Legal blow for Clifford's Tower visitor centre opponents
Campaigners opposed to a planned visitor centre at a historic Yorkshire monument have lost their High Court challenge.
English Heritage's £2m scheme below the 13th Century Clifford's Tower in York was given the go-ahead by the local council in October.
Protesters called for a judicial review and likened the design to a "toilet block".
However, the High Court in London has rejected all grounds for a challenge.
Mr Justice Kerr refused campaigners permission to appeal on the grounds they had "no real prospect of success".
They were given 14 days to ask the Court of Appeal directly to consider their case.
At an earlier hearing, the judge said his role was not to decide on the merits of the planning application itself but to assess whether planning law was correctly applied.
Clifford's Tower is the last remaining part of York Castle, which was once the focus of royal power in the north of England.

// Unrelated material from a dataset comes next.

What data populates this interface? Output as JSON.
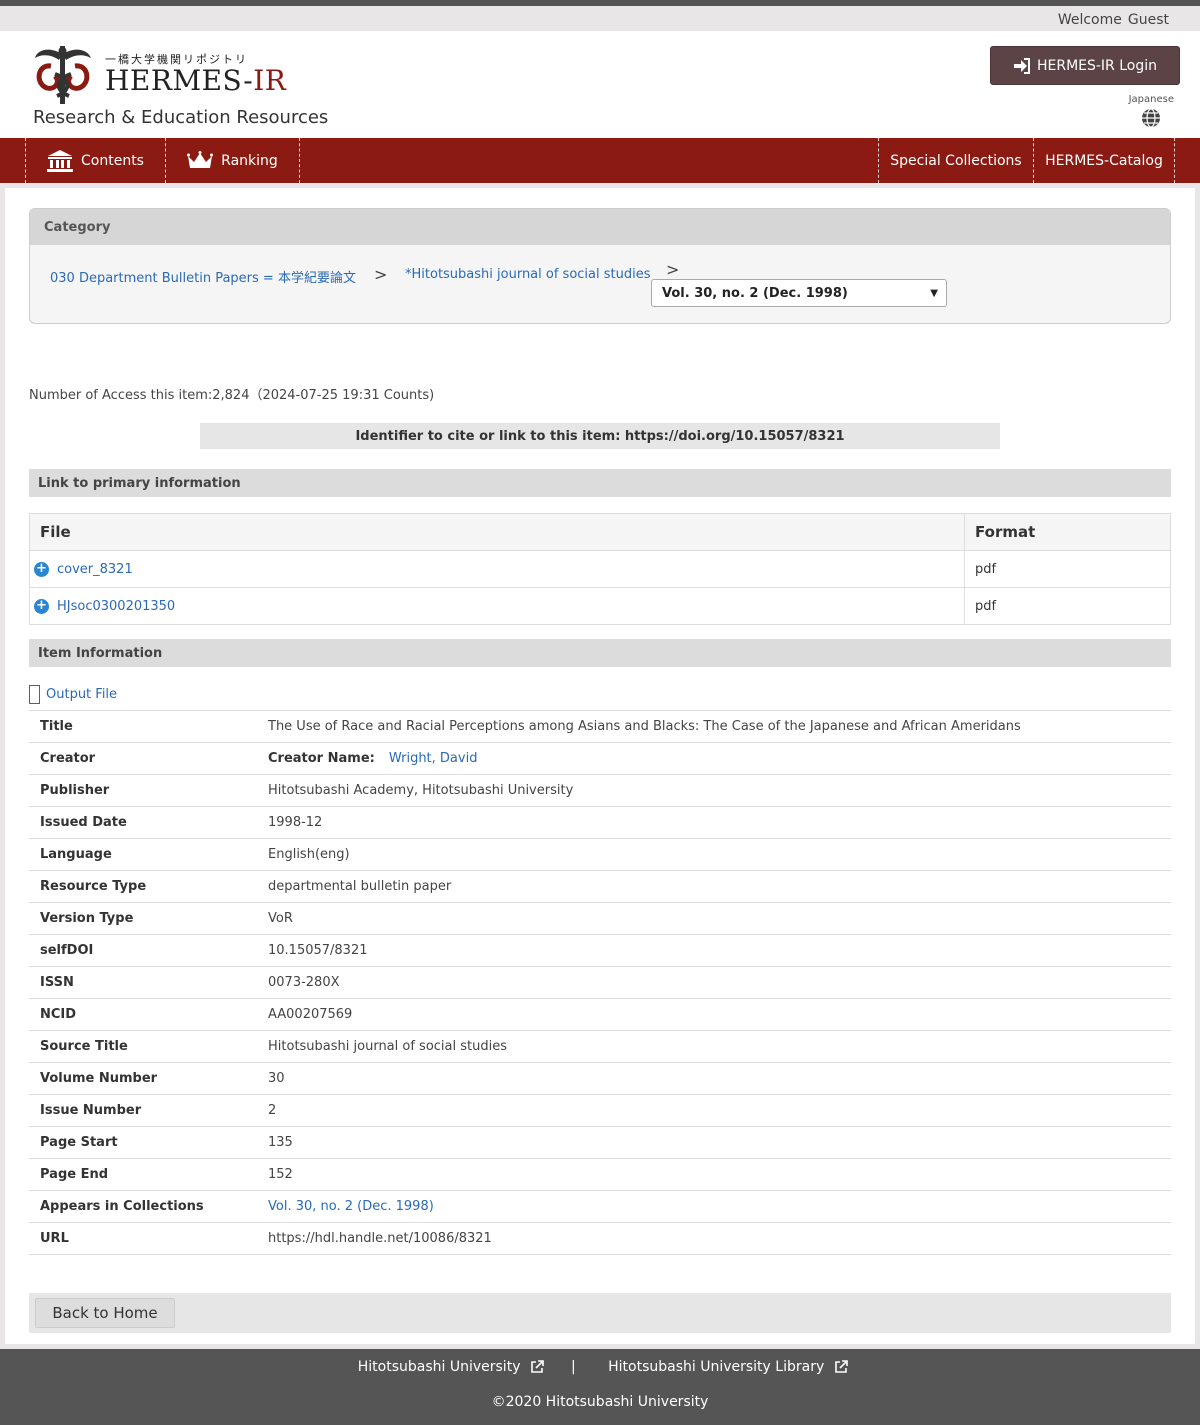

In 1190 it was the site of one of the most notorious incidents in English history, when about 150 Jews were massacred after taking refuge there.
The proposals include a gift shop and interpretation centre.
Independent city councillor Johnny Hayes had led opposition to the development claiming there had been a failure to assess the significance of the tower and its setting.
He also alleged planning guidelines had been misinterpreted.
Campaigners were ordered to pay £5,000 towards the City of York Council's legal costs.